Celtics Move Garnett to Injured List


Celtics Move Garnett to Injured List

February 20, 1999

 PORTLAND, Ore. - The NBA-decreed roster cut-down day arrived yesterday with a lot of coaches looking for injuries waiting to happen. Rick Pitino found one, as did many of his colleagues. Pitino had two of the three injured list spots already taken with Pervis Ellison and Walter McCarty hors de combat. But a third player had to join them, and at yesterday morning's shootaround, the coach revealed that rookie Marlon Garnett had suffered a sprained right ankle. Garnett, doing what all good rookies do, will keep his mouth shut and wear nice clothes for at least the next five games. Ellison is probably out for the season after undergoing ankle surgery in November.

McCarty has what is known as "turf toe" and has been out since the Feb. 5 opener. "It's a tough injury to heal," Pitino said of McCarty's ailment. "It's a bruise under the toe, and it's not going to heal unless you get totally over it." McCarty said the injury is one of the strangest he's ever had. "I can't really put any pressure on it, so that makes it hard to do anything," he said. He began work on the treadmill yesterday and said he planned to return for the March 2 game at Cleveland. There undoubtedly were a few eyebrow raisers when teams submitted their final rosters to the league yesterday. The right ankle sprain must be contagious for rookies; Portland's Bonzi Wells also came down with one. Asked about the reports, league operations chief Rod Thorn chuckled and said, "Actually, in this season, it's probably a good thing to have a couple healthy or semihealthy players available so that teams can have practices."

 Homecoming is the point Kenny Anderson was back in his one-time haunt, and he is remembered fondly here by the Trail Blazers' public relations people. When he last passed through, he had just been traded by the Blazers after being at odds with coach Mike Dunleavy, whom he ripped. That's ancient history, Anderson said yesterday. "That wasn't me and I regret that I said it," Anderson said. "I'm looking forward, not backwards. When I was here, I thought I was going to be a Blazer for a long time. Now I'm looking to build a new home in Boston." . . . How's this for improvement: Andrew DeClercq, a career 60 percent free-throw shooter, entered last night's game 9 for 9 from the line. The ninth one ultimately settled Wednesday's triple-overtime game. "Andy Enfield has been helping me a lot with the free throws," DeClercq said, referring to the new Celtics assistant/shooting coach. "I just imagine that I'm in the gym at Brandeis and go through the same routine." . . . The Blazers have made one major personnel shift this season: Rasheed Wallace is coming off the bench. Wallace started 77 games last year, but his only start this season came when Arvydas Sabonis was given a breather.

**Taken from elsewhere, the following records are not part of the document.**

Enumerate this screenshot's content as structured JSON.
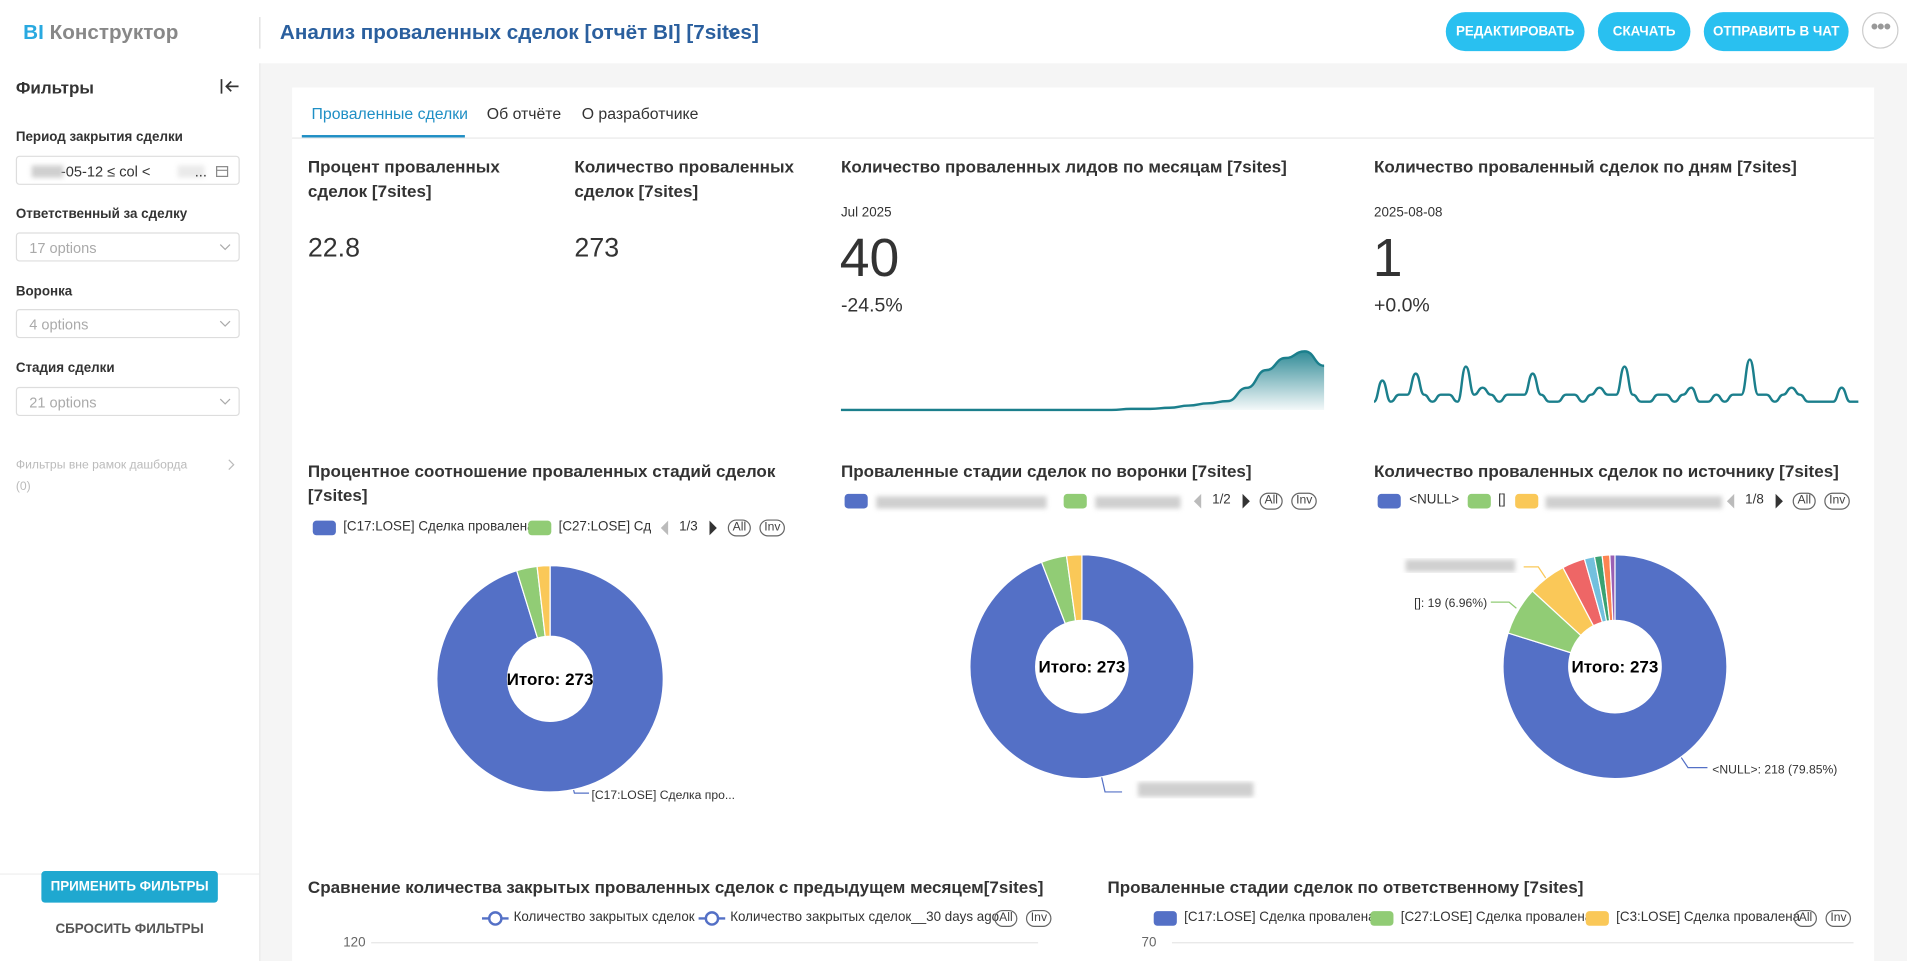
{
  "header": {
    "logo_bi": "BI",
    "logo_rest": "Конструктор",
    "title": "Анализ проваленных сделок [отчёт BI] [7sites]",
    "buttons": [
      "РЕДАКТИРОВАТЬ",
      "СКАЧАТЬ",
      "ОТПРАВИТЬ В ЧАТ"
    ]
  },
  "sidebar": {
    "title": "Фильтры",
    "filters": [
      {
        "label": "Период закрытия сделки",
        "value": "-05-12 ≤ col <",
        "value_end": "..."
      },
      {
        "label": "Ответственный за сделку",
        "value": "17 options"
      },
      {
        "label": "Воронка",
        "value": "4 options"
      },
      {
        "label": "Стадия сделки",
        "value": "21 options"
      }
    ],
    "outside": "Фильтры вне рамок дашборда",
    "outside_count": "(0)",
    "apply": "ПРИМЕНИТЬ ФИЛЬТРЫ",
    "reset": "СБРОСИТЬ ФИЛЬТРЫ"
  },
  "tabs": [
    "Проваленные сделки",
    "Об отчёте",
    "О разработчике"
  ],
  "kpis": [
    {
      "title": "Процент проваленных сделок [7sites]",
      "value": 22.8
    },
    {
      "title": "Количество проваленных сделок [7sites]",
      "value": 273
    }
  ],
  "trends": [
    {
      "title": "Количество проваленных лидов по месяцам [7sites]",
      "period": "Jul 2025",
      "value": 40,
      "change": "-24.5%",
      "color": "#1b7f8c",
      "ylim": [
        0,
        55
      ],
      "values": [
        0,
        0,
        0,
        0,
        0,
        0,
        0,
        0,
        0,
        0,
        0,
        0,
        0,
        0,
        0,
        1,
        1,
        2,
        4,
        6,
        8,
        20,
        36,
        47,
        53,
        40
      ]
    },
    {
      "title": "Количество проваленный сделок по дням [7sites]",
      "period": "2025-08-08",
      "value": 1,
      "change": "+0.0%",
      "color": "#1b7f8c",
      "ylim": [
        0,
        9
      ],
      "values": [
        1,
        4,
        1,
        2,
        2,
        5,
        2,
        1,
        2,
        2,
        1,
        6,
        2,
        3,
        2,
        1,
        2,
        2,
        2,
        5,
        2,
        1,
        1,
        2,
        2,
        1,
        2,
        3,
        2,
        2,
        6,
        2,
        1,
        1,
        2,
        2,
        1,
        2,
        3,
        1,
        1,
        2,
        1,
        2,
        2,
        7,
        2,
        2,
        1,
        2,
        3,
        2,
        1,
        1,
        1,
        1,
        3,
        1,
        1
      ]
    }
  ],
  "legend_buttons": [
    "All",
    "Inv"
  ],
  "pies": [
    {
      "title": "Процентное соотношение проваленных стадий сделок [7sites]",
      "legend": [
        "[C17:LOSE] Сделка провалена",
        "[C27:LOSE] Сдел"
      ],
      "pager": "1/3",
      "total": "Итого: 273",
      "values": [
        260,
        8,
        5
      ],
      "colors": [
        "#5470c6",
        "#91cc75",
        "#fac858"
      ],
      "callouts": [
        "[C17:LOSE] Сделка про..."
      ]
    },
    {
      "title": "Проваленные стадии сделок по воронки [7sites]",
      "legend": [],
      "pager": "1/2",
      "total": "Итого: 273",
      "values": [
        257,
        10,
        6
      ],
      "colors": [
        "#5470c6",
        "#91cc75",
        "#fac858"
      ],
      "callouts": []
    },
    {
      "title": "Количество проваленных сделок по источнику [7sites]",
      "legend": [
        "<NULL>",
        "[]"
      ],
      "pager": "1/8",
      "total": "Итого: 273",
      "values": [
        218,
        19,
        15,
        9,
        4,
        3,
        3,
        2
      ],
      "colors": [
        "#5470c6",
        "#91cc75",
        "#fac858",
        "#ee6666",
        "#73c0de",
        "#3ba272",
        "#fc8452",
        "#9a60b4"
      ],
      "callouts": [
        "<NULL>: 218 (79.85%)",
        "[]: 19 (6.96%)"
      ]
    }
  ],
  "bottom": [
    {
      "title": "Сравнение количества закрытых проваленных сделок с предыдущем месяцем[7sites]",
      "legend": [
        "Количество закрытых сделок",
        "Количество закрытых сделок__30 days ago"
      ],
      "yticks": [
        120
      ]
    },
    {
      "title": "Проваленные стадии сделок по ответственному [7sites]",
      "legend": [
        "[C17:LOSE] Сделка провалена",
        "[C27:LOSE] Сделка провалена",
        "[C3:LOSE] Сделка провалена"
      ],
      "colors": [
        "#5470c6",
        "#91cc75",
        "#fac858"
      ],
      "yticks": [
        70
      ]
    }
  ]
}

Taking Wallace's place has been Walt Williams, who was Enfield's first client as a shot doctor. "He saw me working out in Washington and showed me some corrections," Williams said. "I was shooting it from the side, over my shoulder. Now I shoot it more in front of my head." While Williams's shooting percentage has not risen noticeably, he says opponents now treat him differently. "When I first came into the league, I was known as a slasher and guys stayed off me," he said. "Now, when I get the ball outside, there's someone right on me." . . . Pitino, Enfield, and several others took advantage of the early-afternoon down time and hit the Nike employee store in nearby Beaverton . . . Paul Pierce, who had 12 steals in the first two games of the trip, began the night as the NBA leader in thefts with three a game. The Celtics were ranked as No. 2 in scoring, just behind Sacramento, but next-to-last in points allowed, ahead of only Denver . . . Prior to the game, Carlos Rogers of the Blazers was engaged in a friendly discussion with a female reporter about locker room access. Rogers said he didn't understand why women were allowed in men's locker rooms but men weren't allowed in women's . . . The Celtics were to fly to Washington, D.C., after the game. They have practice time set aside for this evening at the MCI Center.